Indiana residents who can no longer work due to a medical condition may be eligible to receive Social Security Disability benefits. In order to qualify for SSD benefits, the individual applying for benefits must show that their condition meets the Social Security Administration’s (SSA’s) definition of disability. The easiest way to prove this is to show that your condition is included on the SSA’s Listing of Impairments.

What is the Listing of Impairments?

The SSA’s Listing of Impairments is essentially a list of medical conditions for each major body system that are considered severe enough to keep an adult individual from ‘substantial gainful activity.’ Part A of the Listing generally applies to adults, while Part B of the Listing applies to children under the age of 18, but Part A criteria can be used to evaluate children in certain situations. Generally, the condition must be permanent, be expected to result in death, or have lasted or be expected to last for at least 12 continuous months. However, some conditions have different duration criteria specified in the Listing.

Determining whether an individual’s impairment is included in the Listing of Impairments is the third step in the disability claim evaluation process. The SSA will first determine whether you are engaging in substantial gainful activity (not working at all or working, but not at a substantial gainful activity (SGA) level) and then determine if your impairment is severe.

If an individual’s impairment meets the criteria in the Listing of Impairments, that is enough to prove that they are ‘disabled,’ according to the terms of the SSA, and they will qualify for disability benefits.
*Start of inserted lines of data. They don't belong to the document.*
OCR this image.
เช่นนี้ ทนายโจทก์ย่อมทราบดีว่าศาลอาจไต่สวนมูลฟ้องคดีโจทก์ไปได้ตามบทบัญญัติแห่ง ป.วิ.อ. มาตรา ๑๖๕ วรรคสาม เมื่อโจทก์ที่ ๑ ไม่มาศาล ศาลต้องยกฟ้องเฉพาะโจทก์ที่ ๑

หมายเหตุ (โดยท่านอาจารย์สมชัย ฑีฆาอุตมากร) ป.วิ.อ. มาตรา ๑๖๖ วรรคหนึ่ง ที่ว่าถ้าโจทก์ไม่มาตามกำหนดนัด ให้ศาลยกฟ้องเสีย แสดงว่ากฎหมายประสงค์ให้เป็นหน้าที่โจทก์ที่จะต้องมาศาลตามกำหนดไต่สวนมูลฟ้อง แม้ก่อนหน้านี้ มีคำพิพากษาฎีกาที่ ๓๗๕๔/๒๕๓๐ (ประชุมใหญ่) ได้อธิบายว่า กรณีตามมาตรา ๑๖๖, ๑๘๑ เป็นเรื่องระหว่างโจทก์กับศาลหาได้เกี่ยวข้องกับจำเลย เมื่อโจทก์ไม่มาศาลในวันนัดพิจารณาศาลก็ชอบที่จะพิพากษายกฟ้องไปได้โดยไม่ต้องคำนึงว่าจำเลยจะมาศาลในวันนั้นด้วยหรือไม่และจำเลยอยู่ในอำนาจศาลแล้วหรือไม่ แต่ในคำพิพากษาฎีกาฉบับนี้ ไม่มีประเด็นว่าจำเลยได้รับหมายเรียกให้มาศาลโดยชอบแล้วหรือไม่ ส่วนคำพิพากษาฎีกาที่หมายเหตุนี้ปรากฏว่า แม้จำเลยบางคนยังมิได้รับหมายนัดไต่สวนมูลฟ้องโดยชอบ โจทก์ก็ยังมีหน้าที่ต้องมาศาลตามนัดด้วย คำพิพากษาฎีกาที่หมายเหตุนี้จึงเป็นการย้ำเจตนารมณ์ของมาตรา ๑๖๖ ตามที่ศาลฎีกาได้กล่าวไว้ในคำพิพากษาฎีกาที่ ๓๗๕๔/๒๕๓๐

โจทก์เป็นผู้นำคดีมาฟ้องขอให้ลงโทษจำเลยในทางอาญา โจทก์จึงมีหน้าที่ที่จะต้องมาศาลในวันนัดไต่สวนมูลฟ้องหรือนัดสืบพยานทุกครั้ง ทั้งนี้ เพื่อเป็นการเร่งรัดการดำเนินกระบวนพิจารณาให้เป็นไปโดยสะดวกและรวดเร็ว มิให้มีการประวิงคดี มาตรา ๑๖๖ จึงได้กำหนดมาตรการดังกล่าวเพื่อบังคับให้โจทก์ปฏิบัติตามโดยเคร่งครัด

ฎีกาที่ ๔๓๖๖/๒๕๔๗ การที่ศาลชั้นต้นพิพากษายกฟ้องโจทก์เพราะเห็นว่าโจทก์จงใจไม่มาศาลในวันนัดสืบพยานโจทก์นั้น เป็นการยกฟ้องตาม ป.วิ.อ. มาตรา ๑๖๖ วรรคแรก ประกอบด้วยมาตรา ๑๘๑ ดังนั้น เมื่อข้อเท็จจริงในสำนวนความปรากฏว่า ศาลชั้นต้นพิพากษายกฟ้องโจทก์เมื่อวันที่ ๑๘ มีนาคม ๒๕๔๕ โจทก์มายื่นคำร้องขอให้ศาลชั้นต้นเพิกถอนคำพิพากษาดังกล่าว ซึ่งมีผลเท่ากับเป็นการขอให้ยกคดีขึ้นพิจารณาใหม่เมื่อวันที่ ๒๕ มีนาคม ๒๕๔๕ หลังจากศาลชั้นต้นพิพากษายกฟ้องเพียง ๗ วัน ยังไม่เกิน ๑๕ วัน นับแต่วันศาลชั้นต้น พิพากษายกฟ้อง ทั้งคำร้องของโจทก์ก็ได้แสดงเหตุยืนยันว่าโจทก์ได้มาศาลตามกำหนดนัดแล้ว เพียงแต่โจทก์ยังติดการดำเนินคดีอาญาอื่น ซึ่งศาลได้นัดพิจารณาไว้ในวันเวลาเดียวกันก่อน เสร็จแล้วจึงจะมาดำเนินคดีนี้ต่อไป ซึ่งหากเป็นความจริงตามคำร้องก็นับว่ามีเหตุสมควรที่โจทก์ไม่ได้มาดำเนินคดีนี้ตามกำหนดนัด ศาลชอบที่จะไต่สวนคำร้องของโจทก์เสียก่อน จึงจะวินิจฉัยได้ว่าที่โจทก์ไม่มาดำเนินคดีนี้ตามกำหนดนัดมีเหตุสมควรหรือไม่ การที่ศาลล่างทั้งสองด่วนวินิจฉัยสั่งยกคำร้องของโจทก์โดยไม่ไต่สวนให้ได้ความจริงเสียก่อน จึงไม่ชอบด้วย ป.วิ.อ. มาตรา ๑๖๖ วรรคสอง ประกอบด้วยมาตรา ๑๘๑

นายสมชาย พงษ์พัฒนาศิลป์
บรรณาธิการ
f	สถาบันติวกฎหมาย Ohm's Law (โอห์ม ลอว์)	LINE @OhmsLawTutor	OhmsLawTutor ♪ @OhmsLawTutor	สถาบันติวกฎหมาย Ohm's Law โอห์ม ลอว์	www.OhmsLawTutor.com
What if my condition is not listed?

Having a condition included in the Listing of Impairments is often the easiest way to qualify for Social Security Disability benefits, but it is not the only way. If your condition is not listed, the SSA will evaluate your past relevant work and your residual functional capacity in step four, and your ability to adjust to other work in step five of the evaluation process. If the SSA finds that you cannot do your past relevant work and cannot adjust to other work, the SSA will determine that you are ‘disabled’ and award you benefits. An SSD attorney can represent you throughout the process and give you the best chance at avoiding denial of your application for benefits.